E.W. Jackson Claims Trump Didn’t Say The Thing His Own Video Shows Him Saying

Earlier today, right-wing activist E.W. Jackson tweeted out a short video of Donald Trump telling a gathering of Religious Right activists not to be “politically correct” and just blindly pray for all elected officials (as the Bible instructs) but to pray specifically for him and his campaign.

“You can pray for your leaders, and I agree with that, pray for everyone,” Trump said, “but what you really have to do is you have to pray to get everybody out to vote, and for one specific person.
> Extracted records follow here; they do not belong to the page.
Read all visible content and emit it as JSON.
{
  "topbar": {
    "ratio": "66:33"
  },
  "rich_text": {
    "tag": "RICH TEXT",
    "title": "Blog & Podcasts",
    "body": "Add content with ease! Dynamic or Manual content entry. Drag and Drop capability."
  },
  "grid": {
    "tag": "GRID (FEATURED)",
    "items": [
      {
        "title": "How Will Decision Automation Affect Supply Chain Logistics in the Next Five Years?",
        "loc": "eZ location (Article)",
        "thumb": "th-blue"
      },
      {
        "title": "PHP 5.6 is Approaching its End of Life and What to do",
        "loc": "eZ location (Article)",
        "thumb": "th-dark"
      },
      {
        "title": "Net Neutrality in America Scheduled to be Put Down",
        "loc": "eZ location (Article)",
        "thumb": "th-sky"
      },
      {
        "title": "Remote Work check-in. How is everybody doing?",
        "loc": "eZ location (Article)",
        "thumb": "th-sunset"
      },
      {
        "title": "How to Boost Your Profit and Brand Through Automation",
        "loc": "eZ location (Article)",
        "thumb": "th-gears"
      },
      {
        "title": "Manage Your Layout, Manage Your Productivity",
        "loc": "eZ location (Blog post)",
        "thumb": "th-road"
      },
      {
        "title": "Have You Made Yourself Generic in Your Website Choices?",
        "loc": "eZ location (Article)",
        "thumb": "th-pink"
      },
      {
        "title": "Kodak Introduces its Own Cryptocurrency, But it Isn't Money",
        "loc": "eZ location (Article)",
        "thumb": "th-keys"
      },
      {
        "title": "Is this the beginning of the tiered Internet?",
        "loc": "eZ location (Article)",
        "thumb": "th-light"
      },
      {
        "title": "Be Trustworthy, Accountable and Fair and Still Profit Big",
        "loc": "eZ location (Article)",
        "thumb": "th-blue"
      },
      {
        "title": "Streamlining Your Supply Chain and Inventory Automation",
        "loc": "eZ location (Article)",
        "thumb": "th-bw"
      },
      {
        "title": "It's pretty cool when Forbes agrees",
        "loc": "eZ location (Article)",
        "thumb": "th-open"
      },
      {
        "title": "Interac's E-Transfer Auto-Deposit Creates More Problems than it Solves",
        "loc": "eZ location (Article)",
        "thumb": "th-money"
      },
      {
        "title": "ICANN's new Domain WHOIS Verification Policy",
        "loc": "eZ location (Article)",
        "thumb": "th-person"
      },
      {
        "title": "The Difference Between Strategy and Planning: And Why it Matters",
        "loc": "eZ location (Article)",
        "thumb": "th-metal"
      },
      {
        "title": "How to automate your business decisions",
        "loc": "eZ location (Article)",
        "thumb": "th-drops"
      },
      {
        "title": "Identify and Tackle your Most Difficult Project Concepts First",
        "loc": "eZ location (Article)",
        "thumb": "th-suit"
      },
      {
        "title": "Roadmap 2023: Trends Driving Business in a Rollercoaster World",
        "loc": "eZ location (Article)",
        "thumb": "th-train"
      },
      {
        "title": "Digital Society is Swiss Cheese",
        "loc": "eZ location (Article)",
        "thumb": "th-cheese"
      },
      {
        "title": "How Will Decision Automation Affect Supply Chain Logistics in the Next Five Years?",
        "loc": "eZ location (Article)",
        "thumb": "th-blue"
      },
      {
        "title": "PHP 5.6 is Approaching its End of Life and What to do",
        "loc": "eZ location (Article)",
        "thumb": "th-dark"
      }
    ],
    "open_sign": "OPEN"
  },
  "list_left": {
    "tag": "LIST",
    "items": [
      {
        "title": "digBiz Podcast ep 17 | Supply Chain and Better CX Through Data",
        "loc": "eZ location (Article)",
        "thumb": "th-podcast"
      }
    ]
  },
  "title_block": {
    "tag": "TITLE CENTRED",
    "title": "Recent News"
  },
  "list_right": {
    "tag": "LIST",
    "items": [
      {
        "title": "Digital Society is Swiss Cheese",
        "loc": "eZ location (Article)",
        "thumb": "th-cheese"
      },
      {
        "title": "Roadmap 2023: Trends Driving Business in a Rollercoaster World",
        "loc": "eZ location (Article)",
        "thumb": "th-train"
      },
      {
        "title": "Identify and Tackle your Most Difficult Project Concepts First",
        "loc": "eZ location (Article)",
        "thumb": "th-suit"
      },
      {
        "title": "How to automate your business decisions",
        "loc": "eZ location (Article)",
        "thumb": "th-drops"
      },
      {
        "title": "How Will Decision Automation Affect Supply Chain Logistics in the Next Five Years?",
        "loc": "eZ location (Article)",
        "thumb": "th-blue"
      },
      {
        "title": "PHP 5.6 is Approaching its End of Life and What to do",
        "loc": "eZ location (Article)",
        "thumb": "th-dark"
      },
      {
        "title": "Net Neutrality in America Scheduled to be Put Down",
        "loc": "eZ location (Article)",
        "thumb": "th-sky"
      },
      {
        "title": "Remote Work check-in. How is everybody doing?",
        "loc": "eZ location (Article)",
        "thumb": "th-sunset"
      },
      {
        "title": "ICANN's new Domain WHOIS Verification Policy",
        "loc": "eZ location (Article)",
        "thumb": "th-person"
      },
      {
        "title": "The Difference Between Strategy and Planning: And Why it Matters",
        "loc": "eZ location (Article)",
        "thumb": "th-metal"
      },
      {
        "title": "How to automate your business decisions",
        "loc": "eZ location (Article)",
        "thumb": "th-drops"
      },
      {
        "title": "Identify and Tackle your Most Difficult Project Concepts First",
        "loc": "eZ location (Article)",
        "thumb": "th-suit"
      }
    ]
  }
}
We can’t be politically correct and say we pray for all of our leaders because all of your leaders are selling Christianity down the tubes, selling the evangelicals down the tubes, and it’s a very, very bad thing that’s happening.”

Sure, you can offer up rote and generic prayers for leaders if you want, Trump was telling these activists, but you should really concentrate on offering up your real prayers for me and my presidential campaign and not those leaders who “are selling Christianity down the tubes.”

Shortly after this meeting, Jackson hosted a conference call where he insisted that Trump did not say what Jackson’s own video showed him saying.

“Let me just address one thing that he said during our steering committee meeting,” Jackson stated, “when he said, ‘Don’t buy this political correctness you gotta pray for everybody’ … There are some people who say, ‘Oh, Donald Trump said don’t pray for all your leaders, only pray for him.’ Look, folks, I was in the room. Donald Trump acknowledged that we’re supposed to pray for everybody. He acknowledged that. But what he was trying to say was, after that he said don’t let political correctness stop you from realizing I gotta pray for everybody [but] you gotta pray for this campaign, you have got to pray for new leadership in this country.”

“Basically, he didn’t say it quite the way I would say it,” Jackson continued, “but he made clear we do have some specific prayers that we need to be praying right now. I don’t disagree with that and I never interpreted anything he said as don’t pray for everybody, just pray for me. This is the idiocy that you get from the left, they want to try to twist and turn everything but that is not what he said. I was in the room, I wasn’t 15 feet from the man when he was talking about those issues. He was saying, ‘Don’t say we’re just praying for everybody because you can pray for everybody but right now, we have to get very specific about praying for a specific outcome in this election.”